In Piazza Maria Ausiliatrice, accanto ad un fiumana di pedoni, fu tutto un succedersi di eleganti automobili, di vetture padronali e cittadine, comprese quelle di Sua Altezza Imperiale e Reale, la Principessa Maria Laetitia, dei rappresentanti del card. arcivescovo e delle più alte autorità cittadine, di altri arcivescovi e vescovi, di rappresentanti del Governo. Succedere a Don Bosco non era un’impresa facile, ma ancor più lo era mantenere intatta, dopo un quarto di secolo, tutta la simpatia che il nome di Don Bosco trascinava irresistibilmente dietro di sé.

Uno scoop rimandato

Era quasi pronto per essere proiettato pochi giorni fa Torino, alla prevista chiusura del Capitolo Generale 28°, lo scorso 4 aprile. Ma poi è arrivato il coronavirus e tutto si è fermato. Ma “che cosa” era quasi pronto? Era pronto un incredibile filmato di vari minuti con i momenti più salienti della due giorni dei funerali di Don Rua!

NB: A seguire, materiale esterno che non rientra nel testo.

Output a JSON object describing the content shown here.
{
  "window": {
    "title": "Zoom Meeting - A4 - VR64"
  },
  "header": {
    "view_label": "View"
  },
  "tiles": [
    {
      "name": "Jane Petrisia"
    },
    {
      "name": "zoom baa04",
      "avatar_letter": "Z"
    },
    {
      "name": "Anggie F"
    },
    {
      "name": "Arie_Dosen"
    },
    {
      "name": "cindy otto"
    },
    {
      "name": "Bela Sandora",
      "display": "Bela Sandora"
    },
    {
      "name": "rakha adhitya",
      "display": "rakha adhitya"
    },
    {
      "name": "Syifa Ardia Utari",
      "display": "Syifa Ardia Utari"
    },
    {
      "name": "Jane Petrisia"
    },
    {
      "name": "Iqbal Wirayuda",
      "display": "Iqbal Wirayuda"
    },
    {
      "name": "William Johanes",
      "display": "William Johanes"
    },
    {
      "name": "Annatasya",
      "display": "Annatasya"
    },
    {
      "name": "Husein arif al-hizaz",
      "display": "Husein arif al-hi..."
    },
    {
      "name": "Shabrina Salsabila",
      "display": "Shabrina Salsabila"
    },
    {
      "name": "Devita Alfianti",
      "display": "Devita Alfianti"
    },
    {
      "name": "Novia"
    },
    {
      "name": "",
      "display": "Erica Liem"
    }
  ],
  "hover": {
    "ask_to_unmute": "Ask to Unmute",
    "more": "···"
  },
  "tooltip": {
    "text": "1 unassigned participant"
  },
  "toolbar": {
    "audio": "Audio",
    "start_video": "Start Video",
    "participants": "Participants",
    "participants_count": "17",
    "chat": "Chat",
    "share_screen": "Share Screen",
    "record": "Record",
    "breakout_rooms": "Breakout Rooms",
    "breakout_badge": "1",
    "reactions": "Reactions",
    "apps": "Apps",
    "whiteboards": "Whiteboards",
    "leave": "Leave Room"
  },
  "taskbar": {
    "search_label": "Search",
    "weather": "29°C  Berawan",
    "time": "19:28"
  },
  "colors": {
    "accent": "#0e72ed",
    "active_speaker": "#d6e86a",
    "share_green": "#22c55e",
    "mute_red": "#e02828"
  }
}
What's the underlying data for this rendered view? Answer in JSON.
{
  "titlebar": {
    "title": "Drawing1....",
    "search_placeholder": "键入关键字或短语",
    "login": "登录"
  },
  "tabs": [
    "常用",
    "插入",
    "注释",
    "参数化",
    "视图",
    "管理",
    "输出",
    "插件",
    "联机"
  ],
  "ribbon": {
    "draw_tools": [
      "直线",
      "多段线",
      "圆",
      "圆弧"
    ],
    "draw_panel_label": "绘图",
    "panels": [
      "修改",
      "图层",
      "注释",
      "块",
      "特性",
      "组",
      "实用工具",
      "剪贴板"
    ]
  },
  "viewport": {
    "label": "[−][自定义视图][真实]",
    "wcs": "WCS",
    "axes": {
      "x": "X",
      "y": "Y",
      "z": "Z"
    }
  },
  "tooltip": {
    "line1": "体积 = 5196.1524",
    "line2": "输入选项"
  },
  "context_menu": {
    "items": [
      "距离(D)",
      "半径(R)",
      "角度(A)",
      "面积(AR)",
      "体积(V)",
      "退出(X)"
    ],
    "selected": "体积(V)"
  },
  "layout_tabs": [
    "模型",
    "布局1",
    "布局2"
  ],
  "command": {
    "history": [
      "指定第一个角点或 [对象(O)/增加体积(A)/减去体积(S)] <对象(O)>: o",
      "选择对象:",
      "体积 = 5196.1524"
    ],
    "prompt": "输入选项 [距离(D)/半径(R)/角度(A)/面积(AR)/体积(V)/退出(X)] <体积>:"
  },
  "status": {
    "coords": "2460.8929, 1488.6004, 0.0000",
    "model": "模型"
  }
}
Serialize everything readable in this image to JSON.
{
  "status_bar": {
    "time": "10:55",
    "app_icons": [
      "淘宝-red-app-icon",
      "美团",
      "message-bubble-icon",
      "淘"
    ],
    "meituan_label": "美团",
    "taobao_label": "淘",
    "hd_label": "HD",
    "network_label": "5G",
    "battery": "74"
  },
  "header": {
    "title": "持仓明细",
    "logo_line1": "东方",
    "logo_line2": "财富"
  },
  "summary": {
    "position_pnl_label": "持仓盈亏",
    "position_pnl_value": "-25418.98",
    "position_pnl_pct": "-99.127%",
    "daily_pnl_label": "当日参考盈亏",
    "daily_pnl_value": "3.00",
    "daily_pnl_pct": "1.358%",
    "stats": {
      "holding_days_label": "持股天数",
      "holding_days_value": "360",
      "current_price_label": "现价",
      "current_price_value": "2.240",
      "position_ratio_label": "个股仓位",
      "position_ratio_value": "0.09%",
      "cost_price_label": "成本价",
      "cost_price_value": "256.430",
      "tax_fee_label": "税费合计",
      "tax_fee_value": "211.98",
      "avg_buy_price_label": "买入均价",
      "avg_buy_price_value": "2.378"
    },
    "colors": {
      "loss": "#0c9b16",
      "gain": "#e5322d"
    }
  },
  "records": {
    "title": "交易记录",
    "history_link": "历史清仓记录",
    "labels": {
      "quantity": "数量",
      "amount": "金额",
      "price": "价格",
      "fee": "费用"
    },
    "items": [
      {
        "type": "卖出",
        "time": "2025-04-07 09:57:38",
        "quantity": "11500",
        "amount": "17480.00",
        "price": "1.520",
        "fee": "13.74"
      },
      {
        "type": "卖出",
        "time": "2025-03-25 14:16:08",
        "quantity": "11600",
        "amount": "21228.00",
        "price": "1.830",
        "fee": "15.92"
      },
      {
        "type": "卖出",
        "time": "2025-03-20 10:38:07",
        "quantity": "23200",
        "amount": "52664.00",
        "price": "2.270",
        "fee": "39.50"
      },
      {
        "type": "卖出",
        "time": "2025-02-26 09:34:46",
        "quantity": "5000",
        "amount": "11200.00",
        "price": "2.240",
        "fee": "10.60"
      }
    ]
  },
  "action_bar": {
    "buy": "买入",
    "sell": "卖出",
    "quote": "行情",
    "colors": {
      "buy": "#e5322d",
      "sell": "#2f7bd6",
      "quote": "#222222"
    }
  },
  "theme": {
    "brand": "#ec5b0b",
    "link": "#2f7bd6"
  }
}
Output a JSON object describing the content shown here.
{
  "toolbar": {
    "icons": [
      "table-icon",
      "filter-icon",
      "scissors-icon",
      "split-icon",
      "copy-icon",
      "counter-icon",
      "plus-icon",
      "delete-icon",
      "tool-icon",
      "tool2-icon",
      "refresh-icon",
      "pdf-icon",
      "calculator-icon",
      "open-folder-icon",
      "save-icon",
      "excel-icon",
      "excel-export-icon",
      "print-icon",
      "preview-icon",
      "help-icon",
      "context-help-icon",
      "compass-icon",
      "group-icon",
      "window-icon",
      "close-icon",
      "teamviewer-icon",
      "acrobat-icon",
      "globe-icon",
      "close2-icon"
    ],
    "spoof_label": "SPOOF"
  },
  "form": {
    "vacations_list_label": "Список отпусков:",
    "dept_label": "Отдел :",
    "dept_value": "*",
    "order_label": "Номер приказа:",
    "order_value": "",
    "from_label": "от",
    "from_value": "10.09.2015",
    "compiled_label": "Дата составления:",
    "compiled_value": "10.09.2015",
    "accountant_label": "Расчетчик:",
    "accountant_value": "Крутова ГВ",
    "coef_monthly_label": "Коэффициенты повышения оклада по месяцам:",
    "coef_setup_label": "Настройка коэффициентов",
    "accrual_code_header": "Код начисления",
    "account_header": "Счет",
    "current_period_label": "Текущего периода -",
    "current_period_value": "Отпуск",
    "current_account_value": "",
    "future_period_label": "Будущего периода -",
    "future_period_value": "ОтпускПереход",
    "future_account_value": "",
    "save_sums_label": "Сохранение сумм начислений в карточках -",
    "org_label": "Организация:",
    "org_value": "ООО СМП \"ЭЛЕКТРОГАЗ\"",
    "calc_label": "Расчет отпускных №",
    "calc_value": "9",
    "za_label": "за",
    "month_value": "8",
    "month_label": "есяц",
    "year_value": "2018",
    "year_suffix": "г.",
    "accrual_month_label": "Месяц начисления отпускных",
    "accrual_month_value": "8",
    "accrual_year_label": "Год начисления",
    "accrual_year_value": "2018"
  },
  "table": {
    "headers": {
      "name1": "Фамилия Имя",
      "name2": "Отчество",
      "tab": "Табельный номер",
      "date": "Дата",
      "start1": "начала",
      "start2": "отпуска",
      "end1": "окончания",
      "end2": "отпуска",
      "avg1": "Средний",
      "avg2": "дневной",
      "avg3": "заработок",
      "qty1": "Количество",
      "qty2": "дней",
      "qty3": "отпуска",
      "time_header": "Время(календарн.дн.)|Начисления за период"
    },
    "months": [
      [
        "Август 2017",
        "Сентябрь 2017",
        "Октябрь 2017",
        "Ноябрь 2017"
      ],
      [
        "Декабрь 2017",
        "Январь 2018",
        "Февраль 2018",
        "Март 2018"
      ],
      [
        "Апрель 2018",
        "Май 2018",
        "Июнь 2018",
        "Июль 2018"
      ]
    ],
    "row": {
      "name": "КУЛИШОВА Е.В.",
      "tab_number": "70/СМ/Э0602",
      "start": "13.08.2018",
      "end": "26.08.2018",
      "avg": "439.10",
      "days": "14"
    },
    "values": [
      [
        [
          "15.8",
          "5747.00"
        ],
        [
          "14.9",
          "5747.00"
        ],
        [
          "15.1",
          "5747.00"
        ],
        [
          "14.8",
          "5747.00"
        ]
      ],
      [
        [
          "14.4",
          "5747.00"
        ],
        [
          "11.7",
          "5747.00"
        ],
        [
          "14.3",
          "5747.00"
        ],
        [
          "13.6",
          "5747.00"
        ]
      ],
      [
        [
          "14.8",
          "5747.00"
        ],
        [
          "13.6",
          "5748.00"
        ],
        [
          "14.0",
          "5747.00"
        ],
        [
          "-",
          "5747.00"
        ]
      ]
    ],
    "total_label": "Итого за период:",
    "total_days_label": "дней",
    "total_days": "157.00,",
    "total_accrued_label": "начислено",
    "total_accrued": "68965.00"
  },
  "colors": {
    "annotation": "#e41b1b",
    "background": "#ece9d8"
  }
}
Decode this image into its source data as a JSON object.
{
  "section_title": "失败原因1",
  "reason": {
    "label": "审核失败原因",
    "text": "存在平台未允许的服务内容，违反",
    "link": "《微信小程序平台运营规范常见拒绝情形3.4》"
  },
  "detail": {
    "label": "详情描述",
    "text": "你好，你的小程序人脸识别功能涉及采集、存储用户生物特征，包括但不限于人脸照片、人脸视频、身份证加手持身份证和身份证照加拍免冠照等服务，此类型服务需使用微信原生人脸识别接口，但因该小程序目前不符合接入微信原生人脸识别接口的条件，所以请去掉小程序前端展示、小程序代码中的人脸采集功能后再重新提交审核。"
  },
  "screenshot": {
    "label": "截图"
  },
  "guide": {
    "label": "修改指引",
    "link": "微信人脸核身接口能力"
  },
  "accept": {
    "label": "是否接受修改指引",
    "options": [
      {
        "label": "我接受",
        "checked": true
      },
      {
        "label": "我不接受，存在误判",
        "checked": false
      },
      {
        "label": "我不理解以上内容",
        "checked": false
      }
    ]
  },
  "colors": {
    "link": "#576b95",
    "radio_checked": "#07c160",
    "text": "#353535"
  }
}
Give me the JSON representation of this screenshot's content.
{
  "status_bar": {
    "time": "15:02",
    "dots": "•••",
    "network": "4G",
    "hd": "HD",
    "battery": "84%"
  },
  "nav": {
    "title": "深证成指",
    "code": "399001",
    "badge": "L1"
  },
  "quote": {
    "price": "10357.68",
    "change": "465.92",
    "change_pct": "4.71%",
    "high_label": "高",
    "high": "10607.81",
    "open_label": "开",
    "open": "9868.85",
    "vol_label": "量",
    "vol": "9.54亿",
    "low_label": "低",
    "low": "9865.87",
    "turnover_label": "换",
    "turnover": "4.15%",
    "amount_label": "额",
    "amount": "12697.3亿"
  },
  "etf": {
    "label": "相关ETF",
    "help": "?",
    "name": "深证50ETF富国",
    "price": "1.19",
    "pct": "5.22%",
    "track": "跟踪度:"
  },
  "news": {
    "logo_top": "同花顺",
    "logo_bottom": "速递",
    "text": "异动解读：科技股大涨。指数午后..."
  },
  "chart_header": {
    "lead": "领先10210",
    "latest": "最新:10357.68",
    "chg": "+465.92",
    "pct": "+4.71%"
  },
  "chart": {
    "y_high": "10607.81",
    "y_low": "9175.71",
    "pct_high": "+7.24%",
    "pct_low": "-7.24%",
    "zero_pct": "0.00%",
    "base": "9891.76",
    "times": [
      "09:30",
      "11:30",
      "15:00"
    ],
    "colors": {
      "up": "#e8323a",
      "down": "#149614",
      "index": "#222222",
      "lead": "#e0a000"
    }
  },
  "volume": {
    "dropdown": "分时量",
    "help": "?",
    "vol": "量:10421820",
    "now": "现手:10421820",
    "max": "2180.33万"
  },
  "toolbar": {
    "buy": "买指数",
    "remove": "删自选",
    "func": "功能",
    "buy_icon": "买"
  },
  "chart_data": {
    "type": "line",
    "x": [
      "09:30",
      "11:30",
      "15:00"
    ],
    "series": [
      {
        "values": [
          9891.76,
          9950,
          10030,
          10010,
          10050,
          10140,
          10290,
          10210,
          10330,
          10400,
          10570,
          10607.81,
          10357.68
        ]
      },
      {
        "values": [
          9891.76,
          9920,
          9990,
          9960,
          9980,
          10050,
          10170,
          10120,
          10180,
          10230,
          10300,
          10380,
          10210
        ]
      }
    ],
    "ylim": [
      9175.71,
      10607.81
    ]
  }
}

Una fake news, direte? No, un vero documentario con sequenze cinematografiche girate da varie angolazioni all’interno di Valdocco, in piazza Maria Ausiliatrice, in via Cottolengo… Con immagini in movimento di Don Rinaldi, don Barberis, don Lemoyne… Volti noti, ripresi anche in primo piano, che seguono la cassa di Don Rua trasportata a mano dai giovani salesiani nel cortile di Valdocco o su apposita carrozza adornata a lutto per le vie cittadine, fino a Valsalice. E con loro vediamo la folla di popolo, di giovani, di nobili abbigliata a lutto, con loro grazie, alle immagini cinematografiche, ovviamente mute, camminiamo per via Maria Ausiliatrice, via Cottolengo… e soprattutto viale Regina Margherita, percorsa da pedoni, biciclette, carrozze a cavallo, automobili, tram…

Il mondo torinese di Don Rua offertoci da una macchina da presa affittata per la straordinaria celebrazione funebre dai lungimiranti salesiani del tempo (la cinematografia faceva ancora i primi passi). Passata la tempesta del coronavirus, contiamo di potervelo mostrare. Rimanete in attesa.